Bei dieser Sachlage ist die von der Beklagten für die Berufungsinstanz geltend gemachte volle 1,6 fache Verfahrensgebühr Nr. 3200 RVG-VV entstanden und auch gem. § 91 Abs. 1 Satz 1 ZPO erstattungsfähig:
Die Beschwerde stellt nicht substantiell in Abrede, dass der von den Prozessbevollmächtigten der Beklagten mit Schriftsatz vom 9.3.2010 gestellte Antrag, "die Berufung zurückzuweisen", einen Sachantrag i.S.v. Nrn. 3200, 3201 RVG-VV darstellt, der gebührenrechtlich eine volle 1,6 fache Verfahrensgebühr entstehen ließ (vgl. N. Schneider in AnwKomm/RVG 5. Aufl. VV 3200 Rz. 13; Gerold/Schmidt/Müller-Rabe, RVG 19. Aufl. VV 3201 Rz. 8). Die ermäßigte 1,1 fache Gebühr Nr. 3201 RVG-VV bei vorzeitiger Beendigung des Auftrags fällt lediglich an, wenn der Auftrag des Anwalts endigt, bevor er - u.a. - einen Schriftsatz, der Sachanträge oder Sachvortrag enthält, bei Gericht eingereicht hat. Ein solcher Fall liegt hier nicht jedoch gerade nicht vor.

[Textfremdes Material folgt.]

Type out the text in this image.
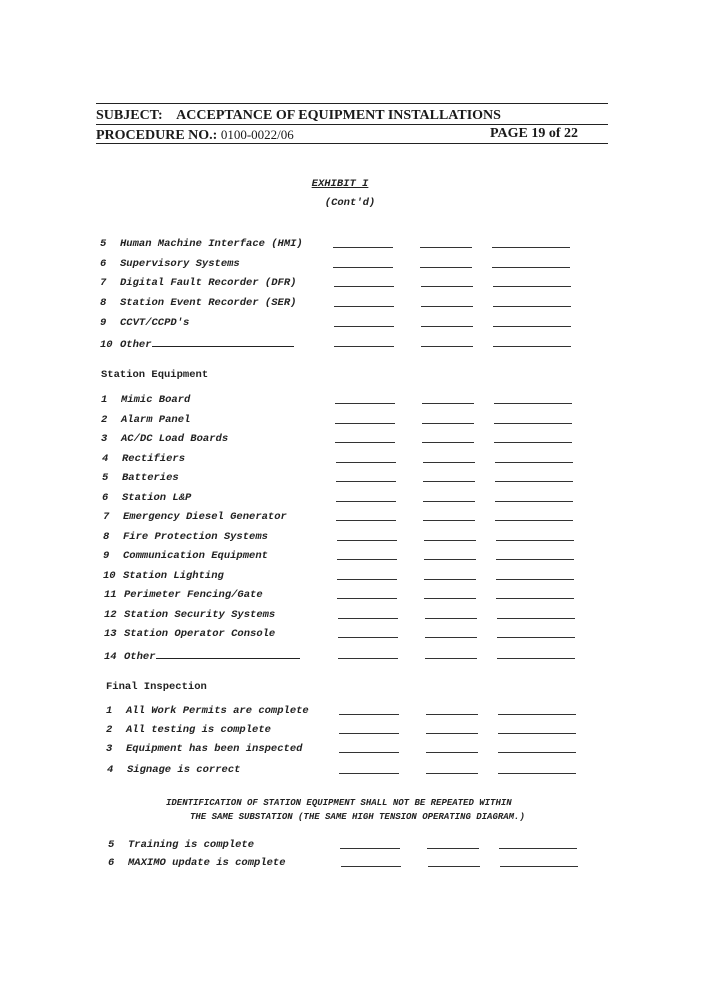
SUBJECT: ACCEPTANCE OF EQUIPMENT INSTALLATIONS
PROCEDURE NO.: 0100-0022/06	PAGE 19 of 22
EXHIBIT I
(Cont'd)
5 Human Machine Interface (HMI)
6 Supervisory Systems
7 Digital Fault Recorder (DFR)
8 Station Event Recorder (SER)
9 CCVT/CCPD's
10 Other
Station Equipment
1 Mimic Board
2 Alarm Panel
3 AC/DC Load Boards
4 Rectifiers
5 Batteries
6 Station L&P
7 Emergency Diesel Generator
8 Fire Protection Systems
9 Communication Equipment
10 Station Lighting
11 Perimeter Fencing/Gate
12 Station Security Systems
13 Station Operator Console
14 Other
Final Inspection
1 All Work Permits are complete
2 All testing is complete
3 Equipment has been inspected
4 Signage is correct
IDENTIFICATION OF STATION EQUIPMENT SHALL NOT BE REPEATED WITHIN
THE SAME SUBSTATION (THE SAME HIGH TENSION OPERATING DIAGRAM.)
5 Training is complete
6 MAXIMO update is complete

Die 1,6 fache Verfahrensgebühr ist auch nach § 91 Abs. 1 Satz 1 ZPO von der Klägerin zu erstatten. Die Erstattungsfähigkeit i.S.v. § 91 ZPO ist allerdings grundsätzlich von der Notwendigkeit der in Rede stehenden Maßnahmen zur zweckentsprechenden Rechtsverfolgung bzw. -verteidigung abhängig. Die Erstattung von ihr aufgewandter Kosten kann eine Partei danach nur insoweit erwarten, als sie der ihr aus dem Prozessrechtsverhältnis obliegenden Pflicht nachgekommen ist, die Kosten möglichst gering zu halten. Insoweit kann den Beklagten indes erstattungsrechtlich zunächst nicht entgegen gehalten werden, die Einreichung eines Antrags auf Zurückweisung der Berufung sei nicht notwendig gewesen. Denn mit der Vorlage der Berufungsbegründung vom 3.3.2010 hatte die Klägerin ihre Absicht, das Rechtsmittelverfahren tatsächlich mit dem Ziel der Abänderung des ihr nachteiligen erstinstanzlichen Urteils streitig durchzuführen, eindeutig zu erkennen gegeben. Nach Eingang der Berufungsbegründung war die Beklagte deshalb in der Lage, durch einen entsprechenden Gegenantrag das Verfahren zu fördern. Die mit einem Sachantrag anfallende Verfahrensgebühr Nr. 3200 RVG-VV war jedenfalls ab diesem Zeitpunkt notwendig i.S.v. § 91 Abs. 1 Satz 1 ZPO und damit kostenrechtlich erstattungsfähig (vgl. BGH NJW 2009, 2220, 2221 Tz. 11; OLG Stuttgart JurBüro 2007, 36).
Die Beklagte kann zude...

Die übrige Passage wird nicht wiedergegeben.